(Closed) My Dad’s girlfriend is wearing the same color as family and MOB?????

posted 7 years ago in Emotional
Post # 3
Member
4824 posts
Honey bee

did she know she was requested to not wear black, white and the other colors? I think black is a very popular color and you will get many guests as well wearing that color.

Post # 4
Member
1537 posts
Bumble bee
  • Wedding: April 2011

I think you need to take a minute and step back to take a breath. Firstly, I highly doubt your dad’s girlfriend will be the only person other than the family and bridal party who is wearing black. The term “Little Black Dress” didn’t come from no where. I think it’s actually a pretty common shade for dressing up, and that includes weddings. Now, I can see how maybe it might be offensive if she was wearing a coral dress with teal accessories because those are your colors, but honestly…it’s black. She probably didn’t even know those were the shades you are using. I don’t think it’s the end of the world. It may seem stressful right now, but it really isn’t something you should let get the best of you. Everything will work out if you try to stay calm 🙂

Post # 5
Member
5494 posts
Bee Keeper
  • Wedding: August 2011

Well, I hate to break this to you, but there will probably be many more guests who are not part of the family or bridal party who will also be wearing a black dress.  It’s the most common and “safe” color choice for formal attire.  I don’t think you have a right to be mad about this. It’s not like you have some extremely unique color that she went out of her way to find a dress in.  sorry.

Post # 6
Member
236 posts
Helper bee
  • Wedding: August 2011

It’s ok to feel upset, but try to let this one go. She’s wearing black, and probably didn’t realize it was a conflict. She’s a grown woman and gets to decide what she is going to wear. A black, tailored dress is wedding appripriate; she spent $ to get it tailored for your wedding, which says something. Let this one go. Good luck! 🙂

Post # 8
Member
1276 posts
Bumble bee
  • Wedding: August 2011

My guess is that a few guests will also end up wearing black to the wedding.

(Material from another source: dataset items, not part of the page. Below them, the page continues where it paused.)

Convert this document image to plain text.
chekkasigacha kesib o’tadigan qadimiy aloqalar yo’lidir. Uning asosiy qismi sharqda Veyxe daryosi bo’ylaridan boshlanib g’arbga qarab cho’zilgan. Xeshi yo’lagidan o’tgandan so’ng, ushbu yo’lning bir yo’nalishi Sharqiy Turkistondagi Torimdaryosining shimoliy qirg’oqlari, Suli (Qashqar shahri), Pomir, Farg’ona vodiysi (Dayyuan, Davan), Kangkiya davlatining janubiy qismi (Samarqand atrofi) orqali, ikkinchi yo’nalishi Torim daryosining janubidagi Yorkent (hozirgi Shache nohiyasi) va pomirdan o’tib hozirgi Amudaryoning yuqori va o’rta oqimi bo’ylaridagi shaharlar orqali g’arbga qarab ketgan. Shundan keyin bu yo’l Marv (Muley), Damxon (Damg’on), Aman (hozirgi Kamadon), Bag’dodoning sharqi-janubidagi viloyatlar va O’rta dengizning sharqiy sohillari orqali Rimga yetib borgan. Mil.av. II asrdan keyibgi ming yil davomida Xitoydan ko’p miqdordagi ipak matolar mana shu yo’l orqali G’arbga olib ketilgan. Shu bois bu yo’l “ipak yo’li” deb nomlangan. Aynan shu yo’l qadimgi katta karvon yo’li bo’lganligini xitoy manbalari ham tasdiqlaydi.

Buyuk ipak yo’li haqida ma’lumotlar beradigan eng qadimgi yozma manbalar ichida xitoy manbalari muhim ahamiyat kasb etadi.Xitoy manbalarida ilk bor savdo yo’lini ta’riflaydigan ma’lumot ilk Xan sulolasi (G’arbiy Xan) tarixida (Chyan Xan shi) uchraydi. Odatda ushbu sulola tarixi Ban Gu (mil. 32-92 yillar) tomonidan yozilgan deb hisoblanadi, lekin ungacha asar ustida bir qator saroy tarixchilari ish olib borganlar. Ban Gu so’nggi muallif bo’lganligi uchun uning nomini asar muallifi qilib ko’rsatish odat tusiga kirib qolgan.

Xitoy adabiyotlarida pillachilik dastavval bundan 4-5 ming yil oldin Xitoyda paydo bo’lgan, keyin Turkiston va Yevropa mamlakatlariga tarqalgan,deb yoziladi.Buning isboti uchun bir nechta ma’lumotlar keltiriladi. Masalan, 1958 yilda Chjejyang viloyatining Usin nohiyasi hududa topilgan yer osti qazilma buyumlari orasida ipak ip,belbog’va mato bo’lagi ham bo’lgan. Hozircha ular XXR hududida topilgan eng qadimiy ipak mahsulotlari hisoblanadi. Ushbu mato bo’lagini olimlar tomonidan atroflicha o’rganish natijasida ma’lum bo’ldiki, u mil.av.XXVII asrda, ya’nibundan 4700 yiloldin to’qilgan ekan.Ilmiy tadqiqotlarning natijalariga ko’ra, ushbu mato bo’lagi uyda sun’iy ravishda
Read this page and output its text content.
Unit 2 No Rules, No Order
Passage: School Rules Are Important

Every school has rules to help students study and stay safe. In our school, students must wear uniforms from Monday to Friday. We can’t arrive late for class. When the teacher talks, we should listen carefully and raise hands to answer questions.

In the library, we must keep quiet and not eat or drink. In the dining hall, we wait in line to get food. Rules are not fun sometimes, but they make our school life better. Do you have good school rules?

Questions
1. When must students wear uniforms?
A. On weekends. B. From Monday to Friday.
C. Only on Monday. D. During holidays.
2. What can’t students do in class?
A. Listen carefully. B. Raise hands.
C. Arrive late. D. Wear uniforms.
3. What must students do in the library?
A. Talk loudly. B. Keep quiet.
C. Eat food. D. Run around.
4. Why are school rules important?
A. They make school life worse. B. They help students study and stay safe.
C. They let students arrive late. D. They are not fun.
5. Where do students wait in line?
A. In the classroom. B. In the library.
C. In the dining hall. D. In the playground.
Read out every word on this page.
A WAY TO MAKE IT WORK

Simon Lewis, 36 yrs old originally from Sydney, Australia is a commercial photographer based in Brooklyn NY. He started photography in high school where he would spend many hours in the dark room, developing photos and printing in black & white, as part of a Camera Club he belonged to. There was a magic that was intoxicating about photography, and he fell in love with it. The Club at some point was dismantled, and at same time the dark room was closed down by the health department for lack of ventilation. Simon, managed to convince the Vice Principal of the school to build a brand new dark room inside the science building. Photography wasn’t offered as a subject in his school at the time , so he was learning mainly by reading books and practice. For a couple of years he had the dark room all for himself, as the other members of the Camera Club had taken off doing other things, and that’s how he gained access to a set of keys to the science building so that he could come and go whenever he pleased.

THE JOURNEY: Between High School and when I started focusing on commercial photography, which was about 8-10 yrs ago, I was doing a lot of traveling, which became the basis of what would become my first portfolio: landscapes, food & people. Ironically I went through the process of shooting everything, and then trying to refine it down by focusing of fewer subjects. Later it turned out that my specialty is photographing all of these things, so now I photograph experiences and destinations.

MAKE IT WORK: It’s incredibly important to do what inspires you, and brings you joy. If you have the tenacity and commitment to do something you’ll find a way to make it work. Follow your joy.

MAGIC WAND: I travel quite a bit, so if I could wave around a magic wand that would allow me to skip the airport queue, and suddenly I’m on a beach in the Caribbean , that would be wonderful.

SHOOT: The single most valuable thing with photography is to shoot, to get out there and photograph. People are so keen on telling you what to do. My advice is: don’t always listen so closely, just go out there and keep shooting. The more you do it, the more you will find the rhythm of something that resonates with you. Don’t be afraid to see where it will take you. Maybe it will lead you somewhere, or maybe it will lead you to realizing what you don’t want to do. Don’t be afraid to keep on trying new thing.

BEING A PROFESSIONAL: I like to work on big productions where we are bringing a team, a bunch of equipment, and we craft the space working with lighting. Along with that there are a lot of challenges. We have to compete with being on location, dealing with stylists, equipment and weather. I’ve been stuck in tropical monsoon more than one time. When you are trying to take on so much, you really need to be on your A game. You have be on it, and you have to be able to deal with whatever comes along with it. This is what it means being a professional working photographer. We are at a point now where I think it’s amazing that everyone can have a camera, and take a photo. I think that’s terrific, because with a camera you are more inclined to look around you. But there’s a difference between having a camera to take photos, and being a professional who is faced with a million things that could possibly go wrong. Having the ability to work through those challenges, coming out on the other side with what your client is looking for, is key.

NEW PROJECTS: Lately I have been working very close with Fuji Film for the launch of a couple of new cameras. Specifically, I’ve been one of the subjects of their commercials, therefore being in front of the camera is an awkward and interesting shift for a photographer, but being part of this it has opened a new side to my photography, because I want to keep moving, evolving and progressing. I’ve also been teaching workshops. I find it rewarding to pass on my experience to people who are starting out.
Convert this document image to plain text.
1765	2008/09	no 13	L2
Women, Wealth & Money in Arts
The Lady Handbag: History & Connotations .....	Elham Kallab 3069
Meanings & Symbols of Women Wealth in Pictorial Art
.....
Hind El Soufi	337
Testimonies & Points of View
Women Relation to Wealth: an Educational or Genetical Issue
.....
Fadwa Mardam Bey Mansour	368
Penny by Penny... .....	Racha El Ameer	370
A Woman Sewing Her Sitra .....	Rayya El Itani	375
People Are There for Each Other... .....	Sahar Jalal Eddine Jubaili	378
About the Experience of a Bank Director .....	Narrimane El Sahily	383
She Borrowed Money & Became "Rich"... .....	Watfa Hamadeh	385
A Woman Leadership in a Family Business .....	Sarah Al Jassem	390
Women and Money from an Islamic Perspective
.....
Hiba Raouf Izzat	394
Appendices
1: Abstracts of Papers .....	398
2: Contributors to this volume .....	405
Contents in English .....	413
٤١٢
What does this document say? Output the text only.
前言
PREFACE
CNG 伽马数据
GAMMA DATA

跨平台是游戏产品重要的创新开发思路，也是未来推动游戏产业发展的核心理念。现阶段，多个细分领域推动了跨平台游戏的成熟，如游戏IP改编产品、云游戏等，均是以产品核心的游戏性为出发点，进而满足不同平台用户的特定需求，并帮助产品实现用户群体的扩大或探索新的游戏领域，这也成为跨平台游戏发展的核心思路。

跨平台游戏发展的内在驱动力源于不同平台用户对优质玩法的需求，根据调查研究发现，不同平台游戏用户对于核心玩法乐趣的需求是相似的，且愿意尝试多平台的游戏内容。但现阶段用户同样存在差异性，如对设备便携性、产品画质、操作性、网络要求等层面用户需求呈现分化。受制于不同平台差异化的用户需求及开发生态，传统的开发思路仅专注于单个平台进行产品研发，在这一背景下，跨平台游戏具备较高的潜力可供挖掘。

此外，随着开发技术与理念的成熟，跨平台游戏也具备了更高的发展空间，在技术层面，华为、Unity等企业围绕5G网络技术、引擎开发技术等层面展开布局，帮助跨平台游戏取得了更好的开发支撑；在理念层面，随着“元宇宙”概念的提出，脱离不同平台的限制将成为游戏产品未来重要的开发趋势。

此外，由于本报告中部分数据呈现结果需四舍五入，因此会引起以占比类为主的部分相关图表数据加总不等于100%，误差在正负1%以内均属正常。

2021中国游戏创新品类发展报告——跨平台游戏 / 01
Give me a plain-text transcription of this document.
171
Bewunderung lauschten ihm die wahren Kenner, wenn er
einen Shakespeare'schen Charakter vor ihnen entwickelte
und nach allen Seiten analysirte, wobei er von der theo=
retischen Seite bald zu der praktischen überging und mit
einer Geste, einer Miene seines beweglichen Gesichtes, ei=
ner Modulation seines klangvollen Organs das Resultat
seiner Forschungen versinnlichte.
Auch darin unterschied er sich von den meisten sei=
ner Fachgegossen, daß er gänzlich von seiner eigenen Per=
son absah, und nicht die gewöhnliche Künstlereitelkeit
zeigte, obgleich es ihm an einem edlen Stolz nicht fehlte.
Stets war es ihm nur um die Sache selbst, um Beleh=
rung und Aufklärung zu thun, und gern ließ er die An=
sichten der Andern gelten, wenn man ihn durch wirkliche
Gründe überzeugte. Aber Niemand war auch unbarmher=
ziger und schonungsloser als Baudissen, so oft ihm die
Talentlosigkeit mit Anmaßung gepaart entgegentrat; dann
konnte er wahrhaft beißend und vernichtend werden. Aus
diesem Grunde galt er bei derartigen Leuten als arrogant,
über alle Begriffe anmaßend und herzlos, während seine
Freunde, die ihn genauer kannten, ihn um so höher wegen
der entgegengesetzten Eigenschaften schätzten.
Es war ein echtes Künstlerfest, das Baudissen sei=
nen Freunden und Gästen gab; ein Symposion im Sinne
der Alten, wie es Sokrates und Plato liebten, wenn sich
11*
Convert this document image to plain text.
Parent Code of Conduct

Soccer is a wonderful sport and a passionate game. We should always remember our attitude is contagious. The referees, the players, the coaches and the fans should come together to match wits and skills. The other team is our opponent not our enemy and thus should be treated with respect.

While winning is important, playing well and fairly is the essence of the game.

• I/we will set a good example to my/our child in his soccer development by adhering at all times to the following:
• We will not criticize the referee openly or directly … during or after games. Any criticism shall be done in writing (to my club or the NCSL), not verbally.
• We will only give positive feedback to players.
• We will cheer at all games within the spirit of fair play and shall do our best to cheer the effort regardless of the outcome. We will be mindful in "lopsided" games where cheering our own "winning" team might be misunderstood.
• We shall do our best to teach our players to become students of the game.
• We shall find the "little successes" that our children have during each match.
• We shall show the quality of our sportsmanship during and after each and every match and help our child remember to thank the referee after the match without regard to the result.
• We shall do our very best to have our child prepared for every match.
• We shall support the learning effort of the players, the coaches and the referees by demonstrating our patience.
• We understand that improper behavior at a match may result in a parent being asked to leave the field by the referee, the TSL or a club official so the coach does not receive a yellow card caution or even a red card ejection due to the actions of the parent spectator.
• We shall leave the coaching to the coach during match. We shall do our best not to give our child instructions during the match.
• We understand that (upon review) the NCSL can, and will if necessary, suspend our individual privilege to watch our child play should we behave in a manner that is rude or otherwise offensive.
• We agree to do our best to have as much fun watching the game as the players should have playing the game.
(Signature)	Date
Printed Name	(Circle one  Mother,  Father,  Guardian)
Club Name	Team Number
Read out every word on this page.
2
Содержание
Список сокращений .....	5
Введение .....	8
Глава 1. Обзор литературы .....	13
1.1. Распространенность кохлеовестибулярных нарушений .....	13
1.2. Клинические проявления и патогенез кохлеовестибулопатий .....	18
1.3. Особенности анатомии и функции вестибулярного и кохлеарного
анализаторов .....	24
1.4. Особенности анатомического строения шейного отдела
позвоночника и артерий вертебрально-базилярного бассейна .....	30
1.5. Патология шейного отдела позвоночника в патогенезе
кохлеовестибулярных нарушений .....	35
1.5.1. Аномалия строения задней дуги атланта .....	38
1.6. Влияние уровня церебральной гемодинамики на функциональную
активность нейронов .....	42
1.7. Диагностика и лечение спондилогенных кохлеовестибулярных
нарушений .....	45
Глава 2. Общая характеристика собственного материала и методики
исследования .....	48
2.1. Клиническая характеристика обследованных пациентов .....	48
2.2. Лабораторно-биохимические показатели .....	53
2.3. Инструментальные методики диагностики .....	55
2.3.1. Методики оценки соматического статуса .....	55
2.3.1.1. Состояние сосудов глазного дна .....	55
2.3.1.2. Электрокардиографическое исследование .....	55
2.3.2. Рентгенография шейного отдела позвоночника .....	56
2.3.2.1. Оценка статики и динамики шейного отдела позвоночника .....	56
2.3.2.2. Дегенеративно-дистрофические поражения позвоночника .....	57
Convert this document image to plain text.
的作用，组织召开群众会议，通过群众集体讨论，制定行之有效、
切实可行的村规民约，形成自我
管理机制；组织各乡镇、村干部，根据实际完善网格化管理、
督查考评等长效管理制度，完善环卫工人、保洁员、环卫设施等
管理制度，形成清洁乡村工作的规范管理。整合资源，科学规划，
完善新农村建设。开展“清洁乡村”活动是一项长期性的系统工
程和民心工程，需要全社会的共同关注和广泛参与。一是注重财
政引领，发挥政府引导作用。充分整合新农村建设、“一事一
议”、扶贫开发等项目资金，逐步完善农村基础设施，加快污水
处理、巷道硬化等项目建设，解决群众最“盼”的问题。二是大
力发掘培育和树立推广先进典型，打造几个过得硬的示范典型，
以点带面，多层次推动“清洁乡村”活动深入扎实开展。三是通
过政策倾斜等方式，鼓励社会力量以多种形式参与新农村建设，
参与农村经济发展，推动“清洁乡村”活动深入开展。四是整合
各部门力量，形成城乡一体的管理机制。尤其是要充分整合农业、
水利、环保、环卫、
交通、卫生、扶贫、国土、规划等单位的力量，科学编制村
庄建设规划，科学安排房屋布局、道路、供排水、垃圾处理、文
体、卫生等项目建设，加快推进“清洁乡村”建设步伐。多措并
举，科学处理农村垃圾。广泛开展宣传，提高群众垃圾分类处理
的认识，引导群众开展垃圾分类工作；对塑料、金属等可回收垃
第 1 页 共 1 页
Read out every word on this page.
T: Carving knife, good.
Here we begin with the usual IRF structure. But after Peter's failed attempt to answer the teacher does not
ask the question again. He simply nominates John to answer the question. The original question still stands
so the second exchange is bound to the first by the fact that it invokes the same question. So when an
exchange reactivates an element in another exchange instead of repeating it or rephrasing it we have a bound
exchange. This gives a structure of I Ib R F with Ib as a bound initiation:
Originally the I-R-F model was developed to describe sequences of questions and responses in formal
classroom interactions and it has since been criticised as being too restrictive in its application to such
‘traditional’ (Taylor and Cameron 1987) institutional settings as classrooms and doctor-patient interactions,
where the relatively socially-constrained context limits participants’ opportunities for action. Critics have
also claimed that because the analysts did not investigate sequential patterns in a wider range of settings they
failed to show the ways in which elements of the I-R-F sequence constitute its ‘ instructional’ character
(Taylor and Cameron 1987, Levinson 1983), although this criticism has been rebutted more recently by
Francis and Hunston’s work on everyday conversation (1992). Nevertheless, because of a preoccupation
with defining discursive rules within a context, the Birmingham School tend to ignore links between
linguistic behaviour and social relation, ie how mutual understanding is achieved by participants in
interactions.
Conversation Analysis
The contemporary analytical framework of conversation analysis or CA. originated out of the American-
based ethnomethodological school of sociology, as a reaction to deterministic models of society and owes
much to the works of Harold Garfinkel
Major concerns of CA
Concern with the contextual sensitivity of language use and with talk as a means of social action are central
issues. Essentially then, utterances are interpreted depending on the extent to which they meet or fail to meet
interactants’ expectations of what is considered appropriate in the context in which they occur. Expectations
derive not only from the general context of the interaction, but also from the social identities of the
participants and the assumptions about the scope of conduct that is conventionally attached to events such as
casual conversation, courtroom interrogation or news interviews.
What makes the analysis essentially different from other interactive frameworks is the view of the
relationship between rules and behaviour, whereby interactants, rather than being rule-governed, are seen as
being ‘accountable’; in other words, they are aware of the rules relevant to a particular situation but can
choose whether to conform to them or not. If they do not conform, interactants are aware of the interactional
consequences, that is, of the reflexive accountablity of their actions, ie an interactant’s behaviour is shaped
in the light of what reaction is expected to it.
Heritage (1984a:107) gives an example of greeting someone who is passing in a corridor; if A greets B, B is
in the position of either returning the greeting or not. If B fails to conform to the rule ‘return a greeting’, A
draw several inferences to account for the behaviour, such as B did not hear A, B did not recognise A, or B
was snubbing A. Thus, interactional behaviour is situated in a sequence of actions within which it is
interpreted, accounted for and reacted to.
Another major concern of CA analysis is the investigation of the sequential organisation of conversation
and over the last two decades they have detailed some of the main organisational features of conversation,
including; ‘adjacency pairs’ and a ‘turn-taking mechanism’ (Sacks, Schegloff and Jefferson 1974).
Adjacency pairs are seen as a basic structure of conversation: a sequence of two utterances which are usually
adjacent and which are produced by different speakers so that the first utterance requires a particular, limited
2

I see how it could be disrespectful to the mothers, but then it’s such a common dress color that I’m sure other people would do the same. 

However, I would speak up if she knew ahead of time and was doing it to be disrespectful on purpose. Is she a reasonable woman that you may have a polite conversation with? 

Post # 9
Member
14503 posts
Honey Beekeeper
  • Wedding: June 2011

I think that you should just let it drop.  I think that you will see that alot of guests are wearing black to your wedding as it is a common standby anymore.  Besides, it is a little thing that you really don’t need to stress yourself about so close to your wedding.  I really don’t think that your mom will be upset about the color of the dress, but she will be more upset about him having a date no matter what.  That is just human nature. 

Post # 10
Member
4824 posts
Honey bee

@cashlee1023: Again, did she know she wasnt “supposed to wear black”. If she didnt, matching anyone isnt bad ettiquette (especially in black)

EDIT: If it really bothers you (and I dont think it should- ther are more important items to think about like your marriage!) I think you should apologize to your father because inadvertantly you insulted him and his relationship. I would then ask very nicely if she would wear a colored shawl…  But as a girlfriend, is she going to be in the pictures? If not, forget it. No one will notice the “matching” dresses because they will be wearing similar!

If mom REALLY wanted to stand out she would not have picked black. But as MOB she will stand out no matter what because of her role.

Post # 11
Member
1088 posts
Bumble bee
  • Wedding: August 2010

I understand you are upset. But I think you should let it go or at least not say anything. I had soooooooo many people who came wearing our wedding colors and what could I say? they are allowed to wear whatever they want. My step mom wore blue and I was totally fine with it as she is family. And your dad’s GF could be family too, although I know it must really hurt, try and keep peace for your dad’s sake and don’t talk about it too much with your mom. You have enough going on I’m sure. Just focus on you and your day and support your mom as best you can.

Post # 12
Member
1537 posts
Bumble bee
  • Wedding: April 2011

@cashlee1023: I think you are taking this too personally. It’s supposed to be a happy, positive day. If you can remember that then nothing will mess up your day! It’s about you and your SO and showing everyone your commitment to one another. Try to stay positive and when these little things get to you just remind yourself of all of the things you are excited and happy about 🙂

Post # 13
Member
34 posts
Newbee
  • Wedding: July 2007

@lefeymw:I agree you on that. I understand what you mean and totaly get the point of what you are saying. Don’t stress this right before your wedding maybe she can add a little color so she can be different then the rest of yor bridal party and family. Like red shoes or pink I don’t know a color skirt I mean something.

Post # 15
Member
4824 posts
Honey bee

@cashlee1023: Think of it this way… if your mom, dad or sibling or even friend made a comment about your now fiance that you didnt like when he was a bf, wouldnt you be defensive?

The topic ‘My Dad’s girlfriend is wearing the same color as family and MOB?????’ is closed to new replies.